Structural studies of the exocyst

外囊的结构研究

• 批准号: 7753268
• 负责人: Neil Vasan
• 金额: $ 4.62万
• 依托单位: YALE UNIVERSITY
• 依托单位国家: 美国
• 财政年份: 2009
• 资助国家: 美国
• 起止时间: 2009-09-01 至 2012-08-31
• 项目状态: 已结题
• 来源: https://reporter.nih.gov/project-details/7753268
• 关键词: Active Sites; Affinity; Affinity Chromatography; Anemia; Architecture; Bacteria; Binding; Biochemistry; C-terminal; Cell membrane; Cleaved cell; Complex; Crystallization; Diabetes Mellitus; Docking; Electron Microscopy; Elements; Escherichia coli; Etiology; Exocytosis; GLUT4 gene; Gel Chromatography; Glutathione S-Transferase; Golgi Apparatus; Guanosine Triphosphate Phosphohydrolases; Heart; Heart Diseases; Hematological Disease; Hemoglobin; His-His-His-His-His-His; Hormones; Hypertension; Image; Individual; Knowledge; Length; Maps; Membrane; Membrane Fusion; Modeling; Molecular; Molecular Sieve Chromatography; Monitor; N-terminal; Pathway interactions; Peptide Hydrolases; Phase; Proteins; Rattus; Relative (related person); Role; Saccharomyces cerevisiae; Secretory Vesicles; Selenomethionine; Solubility; Structure; Surface; Testing; Transferrin Receptor; Vesicle; Western Blotting; Yeasts; insight; insulin secretion; protein protein interaction; public health relevance; receptor recycling; research study; retinal rods; trafficking

DESCRIPTION (provided by applicant): Secretory vesicles bud from the trans-Golgi and move along cytoskeletal elements to sites of active secretion.

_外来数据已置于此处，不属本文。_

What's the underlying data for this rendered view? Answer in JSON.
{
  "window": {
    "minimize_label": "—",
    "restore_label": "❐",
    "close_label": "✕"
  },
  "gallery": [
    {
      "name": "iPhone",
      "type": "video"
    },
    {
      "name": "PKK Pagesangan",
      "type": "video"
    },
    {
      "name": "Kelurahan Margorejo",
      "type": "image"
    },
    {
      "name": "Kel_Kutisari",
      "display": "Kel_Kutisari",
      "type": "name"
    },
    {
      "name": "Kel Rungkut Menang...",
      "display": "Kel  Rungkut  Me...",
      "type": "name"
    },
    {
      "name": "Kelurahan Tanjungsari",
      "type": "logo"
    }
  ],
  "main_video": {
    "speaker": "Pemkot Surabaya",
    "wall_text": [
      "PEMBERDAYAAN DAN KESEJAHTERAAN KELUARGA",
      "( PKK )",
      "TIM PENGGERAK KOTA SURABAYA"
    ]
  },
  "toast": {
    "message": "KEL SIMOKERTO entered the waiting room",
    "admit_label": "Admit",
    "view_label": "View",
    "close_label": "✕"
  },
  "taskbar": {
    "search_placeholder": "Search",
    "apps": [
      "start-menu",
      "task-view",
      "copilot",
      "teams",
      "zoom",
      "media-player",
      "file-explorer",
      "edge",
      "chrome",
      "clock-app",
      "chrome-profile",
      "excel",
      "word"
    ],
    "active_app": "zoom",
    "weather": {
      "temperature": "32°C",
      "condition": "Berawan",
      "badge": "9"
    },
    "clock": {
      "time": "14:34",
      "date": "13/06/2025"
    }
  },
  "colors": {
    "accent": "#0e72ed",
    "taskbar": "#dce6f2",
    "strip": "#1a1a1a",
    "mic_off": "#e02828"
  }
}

The exocyst is an ~800 kDa hetero-octameric complex that is thought to function in recognition between the vesicle and its target membrane, as the vesicle is docking to the plasma membrane, prior to membrane fusion. The exocyst interacts with numerous other proteins along the exocytic pathway, so that knowledge of its architecture/structure will be central in understanding the molecular mechanisms underlying exocytosis. Attempts to isolate or express the entire exocyst have been unsuccessful. Instead we will study exocyst subcomplexes, which should be easier to isolate in quantities required for structural studies and which should nevertheless yield information regarding subunit arrangement (Aim 1). Any subcomplexes identified will be monitored for solubility on gel filtration and subject to crystallization trials (Aim 2). The native crystals and/or heavy atom substituted crystals will be used for phasing. Once the structure has been determined, we will study how the proteins interact with other exocyst subunits, to infer overall exocyst architecture (Aim 3). Subunit binding partners to the subcomplex will be identified, and binding partner interaction regions will be narrowed down, through domain analysis. Mutational analysis will be performed to more precisely define surfaces in the subcomplex required for interaction with other exocyst subunits. Additionally, similar experiments will be performed to determine how the activated form of GTPases interacts with exocyst subunits, which will give information regarding exocyst-membrane interactions. These functional studies will allow us to construct a model for exocyst architecture. Public Health Relevance: Malfunctions in the exocytic pathway or the exocyst are relevant to a number of cardiac diseases, such as anemia, hypertension, and diabetes. The exocyst is critical for transferrin receptor recycling (which is impaired in hemoglobin-deficient anemia), secretion of ANP and other hormones (which are increased in hypertension), and for secretion of insulin and GLUT4 trafficking (which are defective in diabetes). A structural understanding of the exocyst will help clarify the function of the exocyst in vesicle tethering, and might give insight into the etiologies of these heart and blood diseases.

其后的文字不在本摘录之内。